In situations where a control group is not possible,  if (1) data on the treatment group can be obtained for several periods both before and after the participants are exposed to the program, and (2) if there is a sudden change in scores, and (3) if there is a continuation of the change, that is considered to be good evidence of the program's impact.    

Time

                          1       2       3               4       5       6

Experimental Group                      0       0       0      X      X      X      X     

                                                                                                           

                                                                                                        

                                                            New program is introduced.

 

(See Campbell's example of the effect of Connecticut speeding crackdown on traffic fatalities.)

 

I

II

III

Caution:  Unlike treatment-and-control-group designs, where the same individuals are being compared on a pre-post basis, in the typical interrupted time series design, the historical data will usually be on different individuals.   For example, to determine if a new reading program improved the achievement scores of 4th graders using the ITS design, you would compare the 4th grade scores for several years before and after the implementation of the new program.  If, during this time, there has been a significant change in the quality of teachers or the demographic characteristics of the students, those changes, rather than the new program, could account for any improvement in reading scores.  Thus, when using this design, it is important to insure that the population being studied, and other factors that could affect the outcome, have not undergone major change.

Threats to The Validity of Experiments
(Summarized from Campbell, Cook, Klein, and Borg et al.)

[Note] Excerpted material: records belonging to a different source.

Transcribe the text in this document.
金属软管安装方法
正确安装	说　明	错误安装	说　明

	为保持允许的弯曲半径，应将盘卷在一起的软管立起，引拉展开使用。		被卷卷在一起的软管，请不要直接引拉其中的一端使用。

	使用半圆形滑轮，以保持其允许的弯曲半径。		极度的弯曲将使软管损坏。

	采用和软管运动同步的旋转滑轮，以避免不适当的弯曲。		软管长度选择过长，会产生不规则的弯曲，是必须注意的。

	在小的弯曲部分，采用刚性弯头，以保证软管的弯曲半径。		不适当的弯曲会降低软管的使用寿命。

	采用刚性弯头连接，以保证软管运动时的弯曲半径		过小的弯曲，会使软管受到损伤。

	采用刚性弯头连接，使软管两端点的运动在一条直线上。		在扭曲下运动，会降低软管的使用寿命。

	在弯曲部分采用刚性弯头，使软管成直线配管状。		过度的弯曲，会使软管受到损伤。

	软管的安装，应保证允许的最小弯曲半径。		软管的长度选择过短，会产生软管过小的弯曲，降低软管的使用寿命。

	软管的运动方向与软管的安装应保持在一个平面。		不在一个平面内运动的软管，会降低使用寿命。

Researchers describe two types of design flaws or threats to validity that can affect the confidence we have in experiments: internal and external Internal validity refers to the extent to which to which extraneous variables have been controlled by the researcher,  so that any observed effect can be attributed to the treatment variable.  External validity is the extent to which the findings of an experiment can be generalized beyond the sample and the setting in which it was carried out.  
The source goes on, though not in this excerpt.